企業だって、社員の一挙手一投足を全て管理してもっと利益を上げようとすると、多くの、利益を生まない中間管理職が必要です。巧く立ち回る人間はいつでもいるのだからと、ほどほどの管理で収めておけば、結果的に企業利益が大きくなる。それを賞与として社員に配分すれば良いのです。(内部留保に回す企業が多いけど)

一部の不良分子の存在を前提に制度設計をするとは、そういうことです。

「弱者のふりをした卑怯者」と「本当の弱者」をどうやって見分けるのでしょう。誰が見分けるのですか。長谷川豊氏ですか。医者の指示や忠告も聞かずに好き放題に食べて糖尿病、あげくは人工透析になる、とのことですが、しかし「生活保護の男性、3割超がメタボ」との記事があるように、生活保護受給者や非正規労働者のエンゲル係数は低い。空腹を満たすために取りあえずコンビニ弁当、牛丼、ハンバーガーなどの糖質の多い食事になりがちで、肉や野菜は少なくなるのです。糖尿病になりやすい生活をせざるを得ない。

一方で富裕層は、ランチはボールにいっぱいのサラダとチーズ、夜はステーキと、エンゲル係数の高い食事が可能です。

中には、ブラック企業に就職し、残業代ももらえず死ぬほど働かされても「自分で選んだのだから」と「本当の弱者」だと勘違いしている人もいる。非正規雇用が増えたのは自然現象ではなく、政策の選択の結果でしょ。ま、それを支持して選挙で勝たせたのだから、その意味では「自己責任」だけどね。

こんな意見が幅をきかせるようになると、生活保護バッシングと同じで、「社会保障を利用することは恥」という本末転倒な話になる。

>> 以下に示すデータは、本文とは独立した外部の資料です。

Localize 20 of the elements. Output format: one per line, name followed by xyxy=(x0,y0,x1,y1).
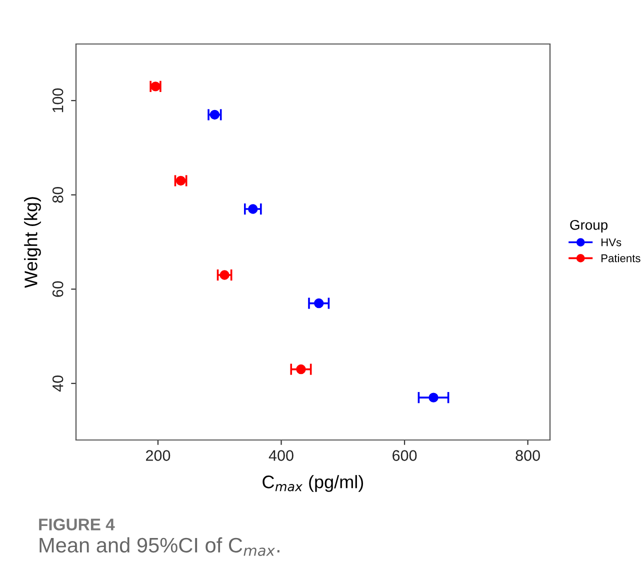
x-axis-title: C$_{max}$ (pg/ml) xyxy=(262,475,364,492)
point xyxy=(248,204,258,214)
point xyxy=(296,364,306,374)
caption: FIGURE 4 xyxy=(39,518,115,530)
text: Mean and 95%CI of C$_{max}$. xyxy=(40,537,280,556)
legend-title: Group xyxy=(570,220,608,233)
x-tick-label: 600 xyxy=(392,450,417,461)
legend-label: HVs xyxy=(602,238,622,246)
point xyxy=(428,392,438,402)
x-tick-label: 400 xyxy=(268,450,294,461)
y-axis-title: Weight (kg) xyxy=(24,197,41,288)
y-tick-label: 100 xyxy=(52,88,64,112)
x-tick-label: 200 xyxy=(146,450,170,461)
y-tick-label: 80 xyxy=(52,186,64,203)
x-tick-label: 800 xyxy=(516,450,540,461)
y-tick-label: 40 xyxy=(52,376,64,392)
point xyxy=(314,298,324,308)
y-tick-label: 60 xyxy=(52,281,64,297)
point xyxy=(220,270,230,280)
legend-label: Patients xyxy=(602,254,640,262)
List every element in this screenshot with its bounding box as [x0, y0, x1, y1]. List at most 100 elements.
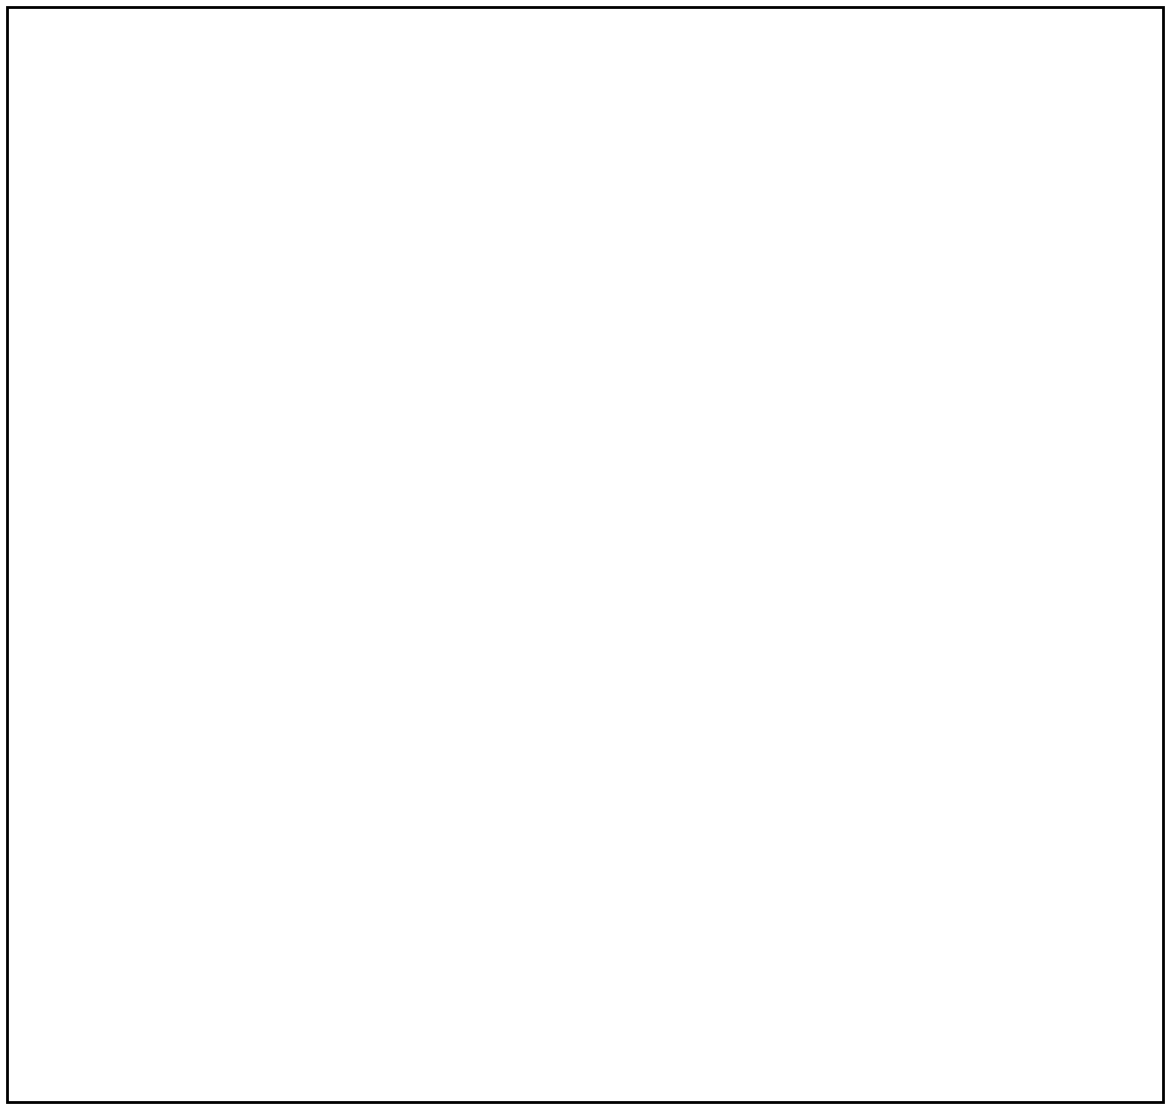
Bar [887, 633, 942, 689]
Bar [757, 701, 812, 730]
Bar [262, 41, 318, 44]
Text: ): N/A; (: ): N/A; ( [340, 1025, 385, 1038]
Bar [262, 250, 318, 359]
Bar [402, 87, 459, 102]
Text: ; (: ; ( [1020, 1025, 1032, 1038]
Bar [122, 49, 178, 52]
Text: Lactobacillaceae: Lactobacillaceae [921, 1025, 1020, 1038]
Bar [402, 151, 459, 174]
Text: (C),: (C), [168, 886, 198, 898]
Bar [402, 215, 459, 268]
Y-axis label: Relative abundance (%): Relative abundance (%) [648, 333, 662, 492]
Text: ■: ■ [772, 932, 783, 945]
Text: ■: ■ [963, 978, 975, 991]
Bar [122, 41, 178, 44]
Text: Figure 7:: Figure 7: [69, 840, 133, 852]
Text: ):: ): [560, 978, 573, 991]
Bar [122, 356, 178, 530]
Bar [757, 398, 812, 424]
Bar [262, 57, 318, 63]
Bar [262, 33, 318, 34]
Bar [887, 370, 942, 395]
Y-axis label: Relative abundance (%): Relative abundance (%) [648, 42, 662, 201]
Bar [757, 101, 812, 111]
Text: ; (: ; ( [886, 1025, 897, 1038]
Bar [122, 530, 178, 792]
Bar [262, 34, 318, 37]
Bar [262, 359, 318, 602]
Text: **: ** [1035, 680, 1053, 699]
Text: Bacteroidaceae: Bacteroidaceae [526, 1025, 619, 1038]
Title: Lachnospiraceae: Lachnospiraceae [849, 305, 979, 321]
Bar [122, 204, 178, 253]
Text: ; (: ; ( [168, 1071, 181, 1083]
Bar [262, 135, 318, 154]
Text: Desulfovibrionaceae: Desulfovibrionaceae [573, 978, 694, 991]
Text: ■: ■ [868, 932, 879, 945]
Text: B: B [597, 16, 615, 40]
Bar [262, 75, 318, 87]
Text: ; (: ; ( [619, 1025, 632, 1038]
Bar [122, 37, 178, 39]
Text: Ruminococcaceae: Ruminococcaceae [778, 1025, 886, 1038]
Text: ■: ■ [755, 1025, 765, 1038]
Bar [402, 128, 459, 151]
Bar [122, 253, 178, 356]
Bar [262, 44, 318, 49]
Text: ): Clostridiales vadinBB60 group; (: ): Clostridiales vadinBB60 group; ( [346, 978, 550, 991]
Bar [122, 39, 178, 41]
Text: ):: ): [879, 932, 888, 945]
Text: ■: ■ [385, 1025, 397, 1038]
Text: ; (: ; ( [491, 1025, 503, 1038]
Text: ■: ■ [181, 1071, 193, 1083]
Bar [122, 52, 178, 60]
Text: Untreated: Unstapled group; Stapled: Hind limb immobilization group; Stapled+ATG: Untreated: Unstapled group; Stapled: Hin… [363, 886, 947, 898]
Text: **: ** [1035, 393, 1053, 410]
Bar [262, 37, 318, 41]
Bar [262, 63, 318, 75]
Bar [122, 113, 178, 140]
Text: *: * [780, 669, 789, 686]
Bar [402, 52, 459, 57]
Text: Rikenellaceae: Rikenellaceae [408, 1025, 491, 1038]
Text: immobilization +: immobilization + [69, 932, 174, 945]
Bar [402, 488, 459, 792]
Text: ■: ■ [550, 978, 560, 991]
Bar [262, 602, 318, 792]
Text: ):: ): [842, 978, 855, 991]
Bar [262, 154, 318, 196]
Text: C: C [597, 307, 615, 330]
Bar [1017, 83, 1072, 96]
Text: Prevotellaceae: Prevotellaceae [655, 1025, 742, 1038]
Bar [402, 44, 459, 47]
Bar [402, 49, 459, 52]
Bar [262, 196, 318, 250]
Bar [262, 49, 318, 57]
Bar [122, 79, 178, 94]
Text: ; (: ; ( [316, 1025, 329, 1038]
Text: Lachnospiraceae: Lachnospiraceae [69, 886, 168, 898]
Title: Muribaculaceae: Muribaculaceae [854, 14, 975, 29]
Text: ■: ■ [329, 1025, 340, 1038]
Bar [402, 268, 459, 329]
Text: ):: ): [717, 978, 730, 991]
Bar [122, 94, 178, 113]
Text: Lactobacillaceae: Lactobacillaceae [198, 886, 296, 898]
Bar [262, 109, 318, 135]
Text: ; (: ; ( [951, 978, 963, 991]
Text: ***: *** [1032, 45, 1057, 63]
Text: (B),: (B), [980, 840, 1005, 852]
Text: ■: ■ [1032, 1025, 1044, 1038]
Bar [122, 68, 178, 79]
Text: Changes in fecal bacterial community. (A): Stacked bar plot of top 17 abundant f: Changes in fecal bacterial community. (A… [133, 840, 887, 852]
Text: L. reuteri: L. reuteri [174, 932, 228, 945]
Bar [1017, 715, 1072, 756]
Text: (D).: (D). [296, 886, 326, 898]
Bar [122, 44, 178, 49]
Text: ; (: ; ( [819, 978, 832, 991]
Text: ):: ): [642, 1025, 655, 1038]
Text: ):: ): [188, 1025, 200, 1038]
Text: .: . [298, 1071, 302, 1083]
Text: ):: ): [397, 1025, 408, 1038]
Text: ; (: ; ( [694, 978, 706, 991]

その結果、貧困は苛烈になり、経済は停滞し、社会は劣化していくわけです。

がんの危険因子はいくつかありますが、その中でも

  1. 過体重
  2. 運動不足
  3. 喫煙

は確実にがんのリスクをあげるといわれています。これって、長谷川氏の言う人工透析患者のダメなところと同じです。

糖尿病から膵臓がんになることも多いですよ。医者の忠告に耳を傾けず、運動もせず、不摂生をしたから、全員が確実に膵臓がんになるのですか?同じ生活をしていても糖尿病にも膵臓がんにもならない人は、どこが違うのですか。遺伝的に糖尿病になりやすい人はどうですか。

癌になったのも「自己責任」であって「弱者のふりをした卑怯者」なのですか。「本当の弱者」であり、がんにならないための生活をしてきた人とどのように区別するのですか。

他人が決めることなどできないのですよ。自分自身だって分からないのだから。

あっ、それから医者の忠告を聞かないで・・・と長谷川氏は言うが、糖尿病専門医が、これまでずっと「カロリー制限食」の糖尿病食を勧めてきた結果が、毎年、新たに16000人が糖尿病腎症から透析となり、3000人が糖尿病網膜症から失明、3000人が糖尿病足病変から下肢切断です。これらは患者は、ほとんどが日本糖尿病学会推奨の従来のカロリー制限で糖質の多い糖尿病食を食べている方々です。

医師の忠告が、日本糖尿病学会の推薦する食事なら、忠実に実行するとこのようなことになる。

米国では糖質制限食も治療の選択肢になっているにも関わらず、日本糖尿病学会は、いまだに「カロリー制限食」オンリーです。これって、そのような医者を選んだ患者の自己責任ですか?

やくざが生活保護を受給していると話題になったことがありますよね。その後、生活保護の受給要件は格段に厳しくなった。本当に必要な人に届いていない。

「隠れ貧困層」推計2千万人 生活保護が届かぬ生活

「社会保障制度を利用することは恥」という風潮で二千万人が生活保護を受給しない、できないという現状になってしまった。

「得をしないと損だ」とか、「あいつが得をしていることはけしからん」という考えを捨てることですね。そういうけしからん奴も含めて、制度全体として弱者を救済していく。そうでなければ経済も発展しないし、社会は閉塞感で下降に向かいます。

曾野綾子も介護バッシングを続けているけど、夫の三浦朱門が看護老人になって老老介護だとか。(それをネタにして稼いでいるけど)

寝たきりの老人が生きることには「なぜ、そんなに生かすのだ」「眠り続けているだけの老人を生かす費用は一体誰が出したのだ」と否定的意見が出るこの社会では、高齢者のジェノサイドが当然のように起こる。〈老人を抹殺することには、一種の社会的必然ができている。或いはそれは暗黙の社会的正義だと感じる層さえ出るようになった〉のだ。

ま、これ小説の中の言葉だけど、老老介護でホームヘルパーを利用することになったらしいが、ご自身の過去の発言とどのように折り合いを付けるのでしょうね。